Работа судебно-медицинского эксперта проходит во вредных условиях труда, за это нам дают молоко и доплачивают. Считается, что эксперты проводят две трети своего рабочего времени в секционном зале, контактируя как раз с факторами вредности – трупным материалом и формалином. Рабочий день эксперта – пять часов при шестидневной (с субботой) и шесть – при пятидневной рабочей неделе. Сокращенный рабочий день при вредном производстве. Полчаса обязательно предусмотрено на обед. Конечно, среди нас есть умельцы, которые за пять часов вскроют десяток трупов и напишут акты их исследования, но это скорее исключения из правил, причем чаще не самые добросовестные, даже откровенные халтурщики. Две трети положенного по рабочему графику времени эксперт действительно проводит в секционном зале, а бывает и того больше.
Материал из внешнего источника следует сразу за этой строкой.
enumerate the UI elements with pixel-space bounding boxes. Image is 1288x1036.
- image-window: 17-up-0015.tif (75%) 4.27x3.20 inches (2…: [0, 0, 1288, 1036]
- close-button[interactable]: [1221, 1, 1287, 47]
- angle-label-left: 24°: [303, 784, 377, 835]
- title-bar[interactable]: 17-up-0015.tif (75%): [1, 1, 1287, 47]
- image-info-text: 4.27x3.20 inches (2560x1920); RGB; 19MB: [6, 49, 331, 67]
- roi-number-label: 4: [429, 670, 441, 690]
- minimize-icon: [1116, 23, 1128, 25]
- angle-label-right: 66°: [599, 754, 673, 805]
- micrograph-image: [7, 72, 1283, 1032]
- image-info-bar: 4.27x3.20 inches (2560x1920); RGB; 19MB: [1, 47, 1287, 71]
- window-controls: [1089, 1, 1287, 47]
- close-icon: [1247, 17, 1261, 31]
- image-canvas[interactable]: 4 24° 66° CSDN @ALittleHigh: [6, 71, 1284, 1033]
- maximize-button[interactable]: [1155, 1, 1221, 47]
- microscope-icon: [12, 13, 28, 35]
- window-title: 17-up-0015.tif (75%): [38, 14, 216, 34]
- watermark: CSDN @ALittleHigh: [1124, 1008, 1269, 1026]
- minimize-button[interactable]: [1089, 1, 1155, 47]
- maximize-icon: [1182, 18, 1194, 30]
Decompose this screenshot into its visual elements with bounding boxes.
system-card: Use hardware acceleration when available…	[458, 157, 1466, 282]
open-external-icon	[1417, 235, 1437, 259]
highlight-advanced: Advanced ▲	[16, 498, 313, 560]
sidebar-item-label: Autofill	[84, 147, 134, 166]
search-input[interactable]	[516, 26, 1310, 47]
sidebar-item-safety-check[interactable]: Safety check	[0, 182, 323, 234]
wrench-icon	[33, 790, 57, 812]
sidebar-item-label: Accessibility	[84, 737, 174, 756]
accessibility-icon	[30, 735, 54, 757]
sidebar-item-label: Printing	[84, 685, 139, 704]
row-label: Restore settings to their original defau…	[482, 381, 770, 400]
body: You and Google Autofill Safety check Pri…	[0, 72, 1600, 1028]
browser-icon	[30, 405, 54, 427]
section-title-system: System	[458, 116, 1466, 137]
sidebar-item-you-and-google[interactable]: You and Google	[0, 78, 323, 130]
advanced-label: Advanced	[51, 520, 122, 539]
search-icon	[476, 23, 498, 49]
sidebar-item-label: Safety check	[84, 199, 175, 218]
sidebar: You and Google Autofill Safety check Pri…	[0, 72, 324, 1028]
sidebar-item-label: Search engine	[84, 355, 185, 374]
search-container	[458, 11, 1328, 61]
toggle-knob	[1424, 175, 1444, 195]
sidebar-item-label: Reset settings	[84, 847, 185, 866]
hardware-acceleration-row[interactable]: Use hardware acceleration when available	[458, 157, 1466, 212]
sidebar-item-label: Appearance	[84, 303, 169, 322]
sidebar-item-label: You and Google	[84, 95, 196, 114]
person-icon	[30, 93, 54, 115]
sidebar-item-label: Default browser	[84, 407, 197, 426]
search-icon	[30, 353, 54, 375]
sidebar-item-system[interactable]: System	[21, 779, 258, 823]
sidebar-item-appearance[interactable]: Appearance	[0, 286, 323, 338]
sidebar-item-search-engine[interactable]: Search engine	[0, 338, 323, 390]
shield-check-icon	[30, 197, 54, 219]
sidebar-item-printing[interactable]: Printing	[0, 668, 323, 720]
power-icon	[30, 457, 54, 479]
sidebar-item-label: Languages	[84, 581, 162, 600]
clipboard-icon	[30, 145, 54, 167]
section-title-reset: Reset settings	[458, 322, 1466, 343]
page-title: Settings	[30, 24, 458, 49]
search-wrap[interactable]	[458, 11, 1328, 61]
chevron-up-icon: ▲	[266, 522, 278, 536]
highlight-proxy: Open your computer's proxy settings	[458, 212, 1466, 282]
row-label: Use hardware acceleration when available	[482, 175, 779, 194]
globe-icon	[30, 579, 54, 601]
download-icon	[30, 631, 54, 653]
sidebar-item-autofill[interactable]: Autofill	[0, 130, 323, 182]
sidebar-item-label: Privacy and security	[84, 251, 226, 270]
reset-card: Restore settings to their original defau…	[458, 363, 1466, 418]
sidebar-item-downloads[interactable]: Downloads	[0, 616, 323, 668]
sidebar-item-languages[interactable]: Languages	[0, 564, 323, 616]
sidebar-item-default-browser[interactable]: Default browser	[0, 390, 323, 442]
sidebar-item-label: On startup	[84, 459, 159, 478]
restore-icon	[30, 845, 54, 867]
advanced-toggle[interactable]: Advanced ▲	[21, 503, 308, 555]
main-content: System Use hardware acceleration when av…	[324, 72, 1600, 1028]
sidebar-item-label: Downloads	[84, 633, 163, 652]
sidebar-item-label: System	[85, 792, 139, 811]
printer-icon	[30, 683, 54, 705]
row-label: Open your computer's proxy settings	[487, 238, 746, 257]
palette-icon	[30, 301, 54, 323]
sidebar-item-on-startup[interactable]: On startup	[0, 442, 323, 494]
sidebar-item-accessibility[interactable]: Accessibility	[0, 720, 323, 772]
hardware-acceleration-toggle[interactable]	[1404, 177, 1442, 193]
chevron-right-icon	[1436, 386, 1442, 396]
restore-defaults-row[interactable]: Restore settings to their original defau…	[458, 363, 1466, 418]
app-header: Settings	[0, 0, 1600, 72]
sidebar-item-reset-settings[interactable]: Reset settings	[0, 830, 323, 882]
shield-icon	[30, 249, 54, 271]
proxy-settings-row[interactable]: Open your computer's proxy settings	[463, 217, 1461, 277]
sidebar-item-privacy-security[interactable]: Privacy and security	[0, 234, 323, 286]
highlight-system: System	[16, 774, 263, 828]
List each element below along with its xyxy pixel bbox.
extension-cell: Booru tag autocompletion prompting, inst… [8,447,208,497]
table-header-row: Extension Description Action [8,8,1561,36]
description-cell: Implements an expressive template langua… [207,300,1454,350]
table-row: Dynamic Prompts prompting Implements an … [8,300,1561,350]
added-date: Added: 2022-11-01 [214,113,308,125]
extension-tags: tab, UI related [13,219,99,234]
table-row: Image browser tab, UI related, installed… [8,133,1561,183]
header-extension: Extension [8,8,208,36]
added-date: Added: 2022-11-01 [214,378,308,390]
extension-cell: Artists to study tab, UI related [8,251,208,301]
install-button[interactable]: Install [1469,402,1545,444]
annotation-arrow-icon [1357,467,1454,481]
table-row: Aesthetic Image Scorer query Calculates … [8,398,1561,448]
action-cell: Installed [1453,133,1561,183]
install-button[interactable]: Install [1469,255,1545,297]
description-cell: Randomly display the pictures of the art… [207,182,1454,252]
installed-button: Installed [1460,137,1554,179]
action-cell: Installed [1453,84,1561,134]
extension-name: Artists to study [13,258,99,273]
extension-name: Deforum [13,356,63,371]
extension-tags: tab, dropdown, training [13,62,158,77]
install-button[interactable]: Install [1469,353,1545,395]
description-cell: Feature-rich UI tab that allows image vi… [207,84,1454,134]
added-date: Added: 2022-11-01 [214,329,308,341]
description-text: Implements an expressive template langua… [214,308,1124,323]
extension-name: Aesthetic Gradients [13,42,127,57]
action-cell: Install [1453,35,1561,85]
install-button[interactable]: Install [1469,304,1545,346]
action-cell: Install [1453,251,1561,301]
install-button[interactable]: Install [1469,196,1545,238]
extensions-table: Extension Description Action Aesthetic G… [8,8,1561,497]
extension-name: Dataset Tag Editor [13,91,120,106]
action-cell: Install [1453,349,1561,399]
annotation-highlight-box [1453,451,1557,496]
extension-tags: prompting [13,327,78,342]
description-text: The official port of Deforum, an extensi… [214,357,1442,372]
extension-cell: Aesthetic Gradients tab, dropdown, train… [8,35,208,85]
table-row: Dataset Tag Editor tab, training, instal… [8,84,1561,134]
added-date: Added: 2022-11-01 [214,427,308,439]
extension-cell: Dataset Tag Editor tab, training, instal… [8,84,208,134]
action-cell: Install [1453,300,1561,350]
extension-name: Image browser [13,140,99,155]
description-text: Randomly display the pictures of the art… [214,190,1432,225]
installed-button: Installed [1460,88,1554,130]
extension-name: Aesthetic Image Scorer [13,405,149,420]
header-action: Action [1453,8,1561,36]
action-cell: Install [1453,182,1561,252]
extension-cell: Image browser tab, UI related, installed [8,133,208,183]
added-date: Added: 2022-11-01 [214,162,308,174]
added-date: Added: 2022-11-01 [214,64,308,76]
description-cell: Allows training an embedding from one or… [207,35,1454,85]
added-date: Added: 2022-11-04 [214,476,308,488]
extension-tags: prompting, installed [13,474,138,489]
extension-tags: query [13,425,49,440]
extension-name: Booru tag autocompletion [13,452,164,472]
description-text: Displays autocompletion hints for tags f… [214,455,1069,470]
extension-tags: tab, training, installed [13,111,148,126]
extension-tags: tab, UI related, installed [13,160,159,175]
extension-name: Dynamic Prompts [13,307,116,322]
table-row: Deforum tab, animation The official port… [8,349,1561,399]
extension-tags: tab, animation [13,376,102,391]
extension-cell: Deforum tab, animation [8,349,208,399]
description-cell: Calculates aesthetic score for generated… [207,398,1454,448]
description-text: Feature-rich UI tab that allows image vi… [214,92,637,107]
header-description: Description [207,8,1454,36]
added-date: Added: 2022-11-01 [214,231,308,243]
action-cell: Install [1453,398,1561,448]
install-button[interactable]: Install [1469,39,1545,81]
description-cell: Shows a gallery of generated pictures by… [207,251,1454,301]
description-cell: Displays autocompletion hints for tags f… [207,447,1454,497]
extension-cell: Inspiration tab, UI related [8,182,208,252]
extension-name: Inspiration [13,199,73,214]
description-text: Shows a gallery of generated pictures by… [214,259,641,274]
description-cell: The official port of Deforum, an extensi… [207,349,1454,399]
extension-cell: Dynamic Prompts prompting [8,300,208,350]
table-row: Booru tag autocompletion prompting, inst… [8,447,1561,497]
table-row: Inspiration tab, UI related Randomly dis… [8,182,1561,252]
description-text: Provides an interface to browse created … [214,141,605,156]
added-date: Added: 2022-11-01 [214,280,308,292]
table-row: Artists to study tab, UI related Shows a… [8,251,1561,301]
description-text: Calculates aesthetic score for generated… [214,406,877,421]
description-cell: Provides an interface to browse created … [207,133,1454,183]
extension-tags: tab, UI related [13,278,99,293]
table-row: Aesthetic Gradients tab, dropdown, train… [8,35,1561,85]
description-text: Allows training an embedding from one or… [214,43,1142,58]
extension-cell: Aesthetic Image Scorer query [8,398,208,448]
Рабочий график строго регламентирован, а вот экспертная нагрузка не постоянна и зависит от объема работы, попросту говоря, от количества поступивших за сутки трупов, от количества умерших на вверенной территории.
Работа эксперта – это качели по принципу то густо, то пусто. И главная особенность, необходимая для выживания в нашей профессии, – адаптивность к пиковым нагрузкам. В секционном зале эксперт проводит исследование трупа, которое под диктовку фиксирует лаборант: сейчас на компьютере, с возможностью скакать по тексту, открывать сразу несколько окон, бесконечно исправлять и дополнять и возвращаться к написанному, недавно – на печатных машинках. То, что эксперт диктует, и то, что получается в конце, называется Актом или Заключением (не будем вдаваться в юридические тонкости) судебно-медицинского исследования трупа. Конечный продукт, помимо всего увиденного и продиктованного в секционном зале, включает еще результаты лабораторных исследований, диагноз и выводы – мотивированное заключение эксперта о причине смерти. Поэтому в секционном зале работа эксперта не заканчивается. Он до вечера сидит в кабинете и ожесточенно долбит по клавишам. При этом приходится много думать и тщательно подбирать выражения и слова, которые он напишет в заключении, потому что «все сказанное может быть использовано против вас».
Главная особенность, необходимая для выживания в нашей профессии, – адаптивность к пиковым нагрузкам. В секционном зале эксперт проводит исследование трупа, затем до вечера сидит в кабинете и ожесточенно долбит по клавишам, подбирая слова для заключения.
Главная проблема нашей работы заключается в том, что экспертиза находится на стыке двух автономных, но взаимодействующих жестких систем со своими правилами, законами и порядками – на стыке медицины и юриспруденции. Экспертиза называется судебно-медицинской, но относимся мы к Министерству здравоохранения, находимся у них в подчинении, из их кормушки выделяют наш бюджет. Однако работают судебно-медицинские эксперты по постановлению или направлению органов следствия и дознания, сотрудников полиции или по определениям суда. Никакой врач, даже министерский чиновник, не может направить на судебно-медицинскую экспертизу труп или живое лицо (как говорят, снять побои). Мы не носим погоны, но работаем по Уголовно-процессуальному и Уголовному кодексам Российской Федерации. Кроме УК и УПК, есть еще федеральные околомедицинские законы, приказы Министерства здравоохранения, внутренние распоряжения, регулирующие нашу деятельность. Вот и получается, что акты судебно-медицинского исследования трупов должны соответствовать нескольким взаимоисключающим требованиям. С одной стороны, мы врачи и пользуемся всей медицинской терминологией, с другой – заключение эксперта пишется для органов следствия и дознания и должно быть понятно именно заказчику. Коллизия серьезная и мучительная.